Culling badgers is right says farmer

Reporter: Richard Hooton
Date published: 21 July 2011


A SADDLEWORTH farmer has backed a proposed cull of badgers in a bid to prevent them spreading TB to cattle.

The Government has announced it will permit the cull to tackle bovine tuberculosis, though mass slaughter of the TB–carrying animals has bitterly polarised farmers and animal welfare campaigners for decades.

Lydgate farmer Bryan Hough, who runs Burnedge Bent Farm in Burnedge Lane, is fully behind the decision.

He said: “They don’t have a vaccine to prevent it so they need to cull them or we will be short of food in this country.

“They have got to get it right as it’s spreading through the country. They need to do something about it.

“I’m all for culling anything that’s causing problems.

“It’s a great loss to the country that there’s so many good cattle going to be destroyed.

“Thank goodness we have not got it up here but it could affect my cattle. If they had TB it would affect my trade.”

Environment Secretary Caroline Spelman said that, subject to successful trials next summer, groups of farmers will be licensed to organise the widespread shooting of badgers across England.

She told the Commons that it was clear that badgers were contributing to the spread of TB among cattle and current measures were not checking it.

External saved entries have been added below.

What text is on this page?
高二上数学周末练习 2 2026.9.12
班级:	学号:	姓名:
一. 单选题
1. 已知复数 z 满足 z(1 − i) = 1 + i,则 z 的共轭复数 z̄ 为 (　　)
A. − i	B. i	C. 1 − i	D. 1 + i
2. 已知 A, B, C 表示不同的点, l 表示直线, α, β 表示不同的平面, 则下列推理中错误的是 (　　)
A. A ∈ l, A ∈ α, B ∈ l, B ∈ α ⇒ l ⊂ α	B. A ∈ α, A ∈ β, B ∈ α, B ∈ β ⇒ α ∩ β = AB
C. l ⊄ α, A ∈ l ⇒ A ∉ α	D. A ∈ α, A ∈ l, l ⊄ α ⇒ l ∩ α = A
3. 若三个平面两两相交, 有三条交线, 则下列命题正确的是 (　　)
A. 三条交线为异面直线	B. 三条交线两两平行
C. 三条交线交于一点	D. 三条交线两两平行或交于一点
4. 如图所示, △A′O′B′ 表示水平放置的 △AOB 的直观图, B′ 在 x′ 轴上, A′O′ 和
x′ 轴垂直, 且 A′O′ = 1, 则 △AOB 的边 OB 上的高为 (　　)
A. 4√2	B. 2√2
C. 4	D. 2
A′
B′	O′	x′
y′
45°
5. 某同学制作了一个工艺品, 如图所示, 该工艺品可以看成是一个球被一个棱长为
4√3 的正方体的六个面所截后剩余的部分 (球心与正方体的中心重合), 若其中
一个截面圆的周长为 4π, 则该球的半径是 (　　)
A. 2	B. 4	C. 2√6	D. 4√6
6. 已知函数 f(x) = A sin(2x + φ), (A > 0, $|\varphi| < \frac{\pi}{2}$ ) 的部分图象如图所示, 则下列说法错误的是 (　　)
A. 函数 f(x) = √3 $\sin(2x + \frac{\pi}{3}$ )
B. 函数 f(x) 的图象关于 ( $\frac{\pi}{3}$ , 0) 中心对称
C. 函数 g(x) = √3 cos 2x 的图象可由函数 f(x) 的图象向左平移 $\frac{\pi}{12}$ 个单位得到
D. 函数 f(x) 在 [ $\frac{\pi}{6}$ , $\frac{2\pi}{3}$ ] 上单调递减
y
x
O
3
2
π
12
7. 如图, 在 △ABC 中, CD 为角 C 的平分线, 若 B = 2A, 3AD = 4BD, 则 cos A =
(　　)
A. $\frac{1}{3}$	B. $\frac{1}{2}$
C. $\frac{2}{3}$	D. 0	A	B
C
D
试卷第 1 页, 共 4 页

“This terrible disease saw 25,000 cattle slaughtered last year, has cost taxpayers £500 million over the last 10 years in England alone, and if not checked, will cost a billion pounds over the next decade,” she said.

The aim will be to cull at least 70 per cent of the badgers in a given area with the killing done by specially trained marksmen with high-powered rifles.

Mr Hough added: “We can’t carry on the way we are going with superb cattle being lost.

“We cleared TB out of all the cattle 30 years ago and we were clear for a long time but now it’s come back.”

Farmers, land owners and vets have welcomed the cull as essential in the fight against the disease but wildlife groups criticised it as inhumane, unscientific and unnecessary.

The RSPCA said the decision marked “a black day”, The League Against Cruel Sports said “all the evidence shows that culls do not work”, and Green Party leader Caroline Lucas said the cull was a “barbaric slaughter of badgers”.